Journey into Mohawk Country by George O’Connor

This is an ambitious and fascinating project in which O’Connor uses as his text the 1634 journal of a Dutch trader in North America, creating all the visuals based on research and a creative interpretation of the trader’s own words. The story does have a beginning and an ending, but the storyline is not its allure. The difficulty of traveling many miles by foot in the winter, the size and configuration of native buildings, Mohawk healing traditions, the keeping and eating of bears – this may not be the most exciting graphic novel ever created, but it’s fascinating for its everyday details.

This is definitely a book that should be used in classrooms studying early American history – it’s amazing how we like to focus on the pilgrims, when so much more was going on in North America in that time. Journey into Mohawk Country is also a must for classes studying Native American culture, as there is a wealth of information about Mohawk life. This book could also provide the basis for a study on the interpretation of historical documents. Students can read the actual words written by Harmen Meyndertsz van den Bogaert (albeit translated into English) and discuss O’Connor’s interpretations as well as the comedic additions he made via the illustrations, most likely in the name of making the story more interesting. Anyone with even a passing interest in history will enjoy it, and kids are certainly going be more interested in Journey into Mohawk Country than a textbook.
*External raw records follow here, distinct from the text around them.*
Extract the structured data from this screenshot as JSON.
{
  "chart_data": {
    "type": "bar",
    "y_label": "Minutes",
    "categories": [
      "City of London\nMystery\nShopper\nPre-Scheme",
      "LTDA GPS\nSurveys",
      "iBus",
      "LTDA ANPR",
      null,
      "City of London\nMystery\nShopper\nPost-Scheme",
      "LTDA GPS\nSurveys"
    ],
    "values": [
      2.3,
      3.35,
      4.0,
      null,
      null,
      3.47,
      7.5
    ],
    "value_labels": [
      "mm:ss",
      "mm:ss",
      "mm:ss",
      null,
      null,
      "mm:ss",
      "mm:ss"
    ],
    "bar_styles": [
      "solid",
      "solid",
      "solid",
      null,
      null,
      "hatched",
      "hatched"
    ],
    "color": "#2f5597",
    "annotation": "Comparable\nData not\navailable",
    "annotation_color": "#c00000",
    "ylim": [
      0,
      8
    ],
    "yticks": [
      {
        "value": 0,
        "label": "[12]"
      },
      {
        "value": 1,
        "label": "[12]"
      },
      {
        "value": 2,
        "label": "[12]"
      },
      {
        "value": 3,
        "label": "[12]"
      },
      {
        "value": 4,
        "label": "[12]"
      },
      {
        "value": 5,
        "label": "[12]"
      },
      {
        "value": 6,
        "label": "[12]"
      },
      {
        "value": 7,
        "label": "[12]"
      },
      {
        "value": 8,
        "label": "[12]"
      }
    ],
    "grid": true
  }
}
As to age-appropriateness, there is one depiction of topless women from behind (it’s in the preview) but it’s certainly not racy in any way. Due to the subject matter, I’d say this book is most suited to upper elementary students and older, only because younger kids might not be interested (unless, of course, they are history buffs like Sarah).

Sarah says: Journey into Mohawk Country is about a guy from the Neverlands (sic) that trades with Indians in New York. The Dutch guys mostly got beaver skin or other skins from animals. I think it was interesting that the Mohawks kept bears as pets. They waited for them to get fat and then they ate them! I like it when the Dutch guy watches some Indians try to heal a sick man traditionally. My favorite characters are the Dutch guy’s two friends because they are funny. They always mess around and in the beginning they fight and fall in the water. Once at night the large guy’s pants accidentally fell into the fire – that was funny. It’s not violent, but some little kids might be scared of the parts when the Indians try to cure the sick guys – it’s gross. I think that people who want history with a bit of funniness would like this book.

Shelby says: I like the fact that the author figured out how to turn the writings of the Dutch guy into pictures. It’s interesting that he used all of the writings from the journal and didn’t change a single thing. I think I would like this better than a textbook because it’s much more interesting!